A ação civil pública movida pelo Ministério Público do Distrito Federal e dos Territórios (MPDFT) contra a influenciadora Virginia Fonseca e a plataforma de apostas Blaze também cita o jogador Neymar Jr. e os influenciadores Lucas Lira e Bruna Sunaika.
Embora sejam mencionados na ação, os três ainda não são réus no processo. O pedido do MPDFT tem como objetivo analisar os contratos e as estratégias de marketing adotadas pela Blaze em suas campanhas publicitárias.
Na ação, o MP pede que Virginia e a Blaze sejam condenadas ao pagamento de, no mínimo, R$ 120 milhões por danos morais coletivos. O processo tramita na 7ª Vara Cível de Brasília e ainda não há decisão da Justiça.
Segundo o Ministério Público, a imagem de Neymar foi utilizada de forma estratégica nas campanhas da Blaze para atrair consumidores com promessas de “renda extra”. Por isso, a Promotoria de Defesa do Consumidor (Prodecon) solicitou que a empresa apresente à Justiça a íntegra do contrato firmado com o atleta, além dos contratos assinados com Virginia Fonseca, Lucas Lira e Bruna Sunaika.
O órgão também quer que a plataforma entregue as diretrizes de marketing utilizadas nas campanhas para verificar se havia orientação aos influenciadores para usar expressões como “renda extra” na divulgação dos serviços.
Lucas Lira e Bruna Sunaika, influenciadores do Distrito Federal, também são mencionados na ação por terem divulgado a Blaze em suas redes sociais. De acordo com o documento, o casal promovia a plataforma e publicava vídeos mostrando supostos ganhos com apostas.
Em um dos conteúdos citados, Lucas Lira aparece comemorando um prêmio superior a R$ 10 mil. Já Bruna Sunaika publicou um vídeo em que mostra uma aposta de R$ 500, seguida de outra de R$ 300, que terminou em perda. Na gravação, ela afirma que é preciso “ter consciência da hora de parar”.

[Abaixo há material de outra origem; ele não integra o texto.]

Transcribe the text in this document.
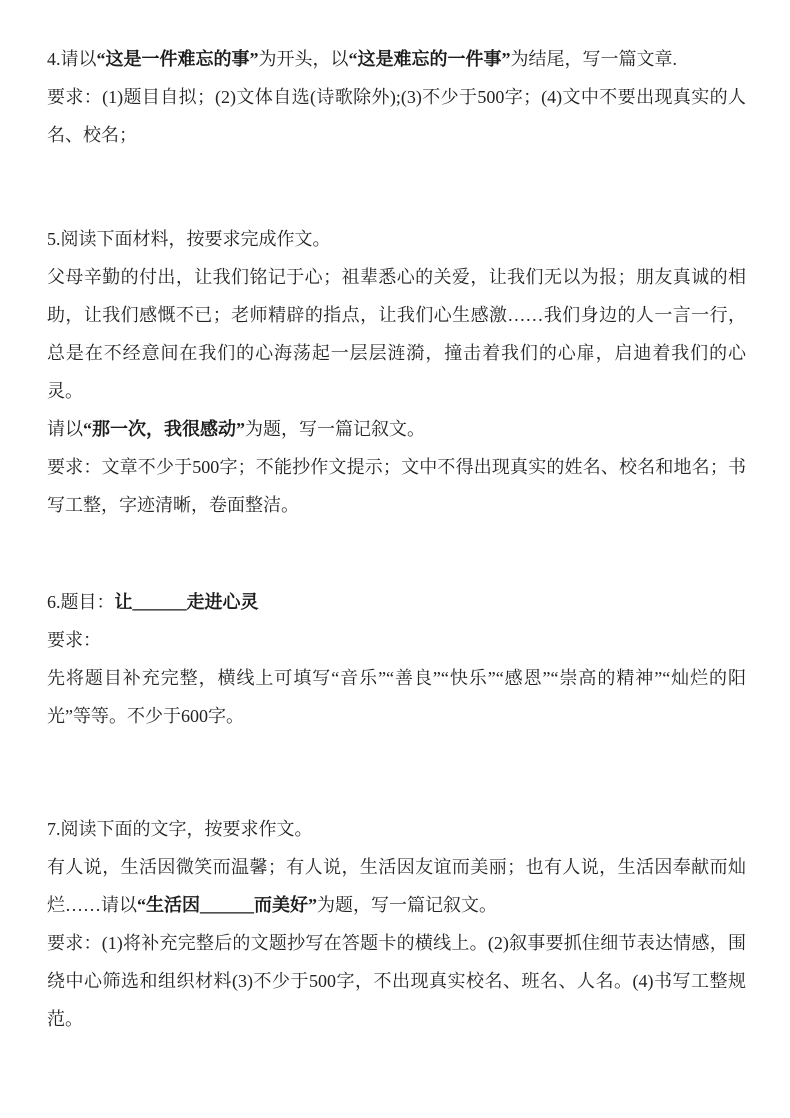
4.请以“这是一件难忘的事”为开头，以“这是难忘的一件事”为结尾，写一篇文章.

要求：(1)题目自拟；(2)文体自选(诗歌除外);(3)不少于500字；(4)文中不要出现真实的人名、校名；

5.阅读下面材料，按要求完成作文。

父母辛勤的付出，让我们铭记于心；祖辈悉心的关爱，让我们无以为报；朋友真诚的相助，让我们感慨不已；老师精辟的指点，让我们心生感激……我们身边的人一言一行，总是在不经意间在我们的心海荡起一层层涟漪，撞击着我们的心扉，启迪着我们的心灵。

请以“那一次，我很感动”为题，写一篇记叙文。

要求：文章不少于500字；不能抄作文提示；文中不得出现真实的姓名、校名和地名；书写工整，字迹清晰，卷面整洁。

6.题目：让______走进心灵

要求：

先将题目补充完整，横线上可填写“音乐”“善良”“快乐”“感恩”“崇高的精神”“灿烂的阳光”等等。不少于600字。

7.阅读下面的文字，按要求作文。

有人说，生活因微笑而温馨；有人说，生活因友谊而美丽；也有人说，生活因奉献而灿烂……请以“生活因______而美好”为题，写一篇记叙文。

要求：(1)将补充完整后的文题抄写在答题卡的横线上。(2)叙事要抓住细节表达情感，围绕中心筛选和组织材料(3)不少于500字，不出现真实校名、班名、人名。(4)书写工整规范。
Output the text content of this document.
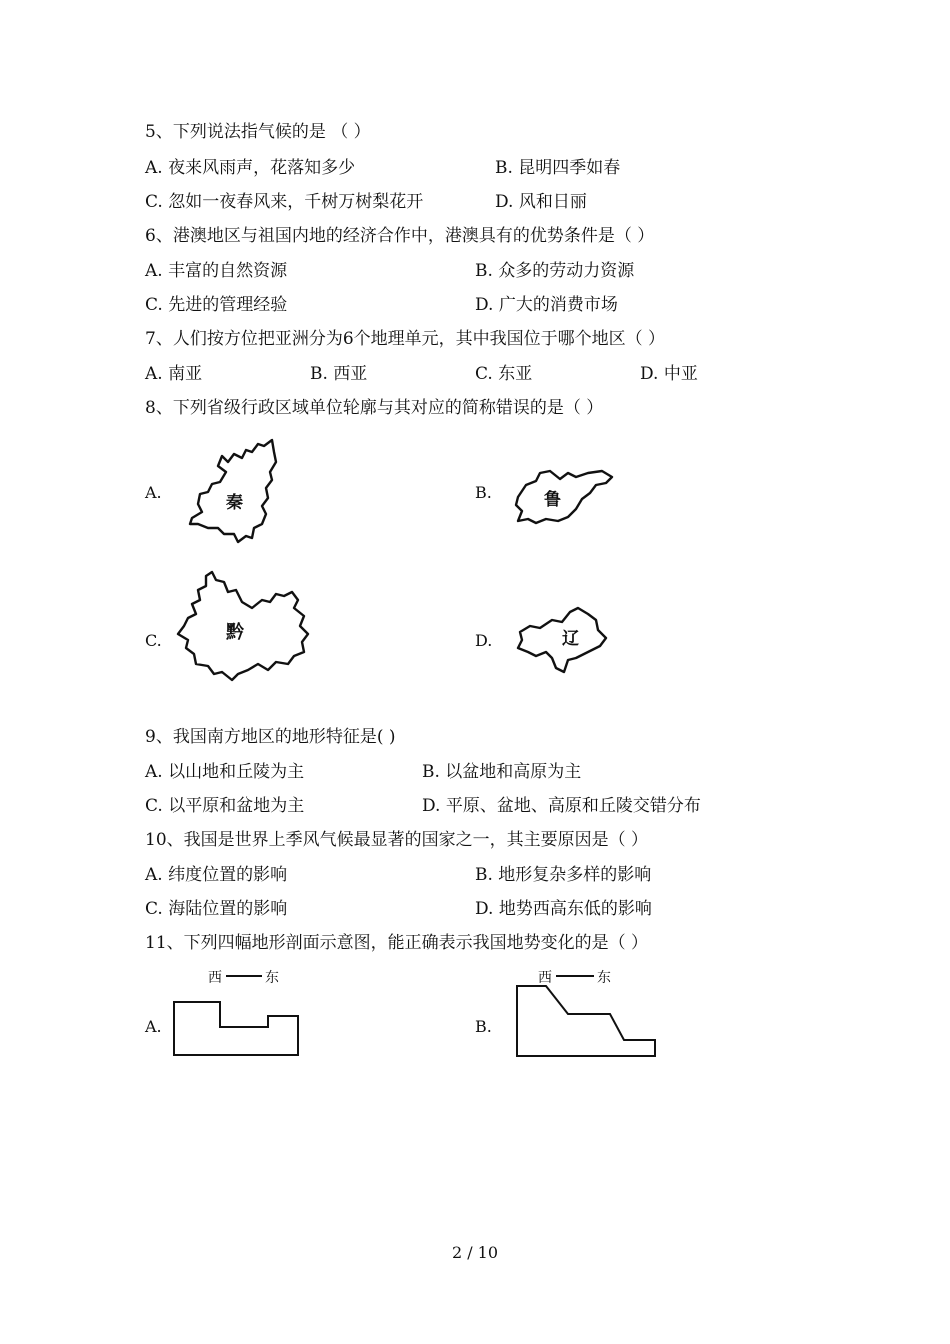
5、下列说法指气候的是 （ ）
A. 夜来风雨声，花落知多少	B. 昆明四季如春
C. 忽如一夜春风来，千树万树梨花开	D. 风和日丽
6、港澳地区与祖国内地的经济合作中，港澳具有的优势条件是（ ）
A. 丰富的自然资源	B. 众多的劳动力资源
C. 先进的管理经验	D. 广大的消费市场
7、人们按方位把亚洲分为6个地理单元，其中我国位于哪个地区（ ）
A. 南亚	B. 西亚	C. 东亚	D. 中亚
8、下列省级行政区域单位轮廓与其对应的简称错误的是（ ）
A.
秦
B.	鲁
C.	黔	D.	辽
9、我国南方地区的地形特征是( )
A. 以山地和丘陵为主	B. 以盆地和高原为主
C. 以平原和盆地为主	D. 平原、盆地、高原和丘陵交错分布
10、我国是世界上季风气候最显著的国家之一，其主要原因是（ ）
A. 纬度位置的影响	B. 地形复杂多样的影响
C. 海陆位置的影响	D. 地势西高东低的影响
11、下列四幅地形剖面示意图，能正确表示我国地势变化的是（ ）
A.
西	东
B.
西	东
2 / 10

O MP também apura denúncias de bloqueio de contas de usuários, retenção de valores, cláusulas consideradas abusivas e exigências para liberação de bônus. Além disso, a Blaze deverá prestar esclarecimentos sobre os procedimentos de abertura, manutenção, bloqueio e encerramento de contas, políticas de bônus e mecanismos de prevenção à lavagem de dinheiro.
Na petição, o promotor de Justiça Paulo Roberto Binicheski afirma que Virginia Fonseca atuava como “braço operacional da captação” da plataforma, executando mensagens publicitárias que, segundo o MP, induziam consumidores a apostar.
A ação ainda pede que a Justiça determine, em caráter de urgência, a remoção de conteúdos publicados por Virginia relacionados a apostas que prometam ganhos irreais, induzam consumidores ao erro ou utilizem publicidade considerada disfarçada.
Em 2023, Lucas Lira e Bruna Sunaika afirmaram nas redes sociais que nunca divulgaram casas de apostas como forma de renda extra e disseram que jamais promoveriam um serviço que considerassem fraudulento. Atualmente, não há publicações da Blaze nas redes sociais do casal. Procurados por meio da assessoria, eles ainda não haviam se manifestado até a publicação desta reportagem.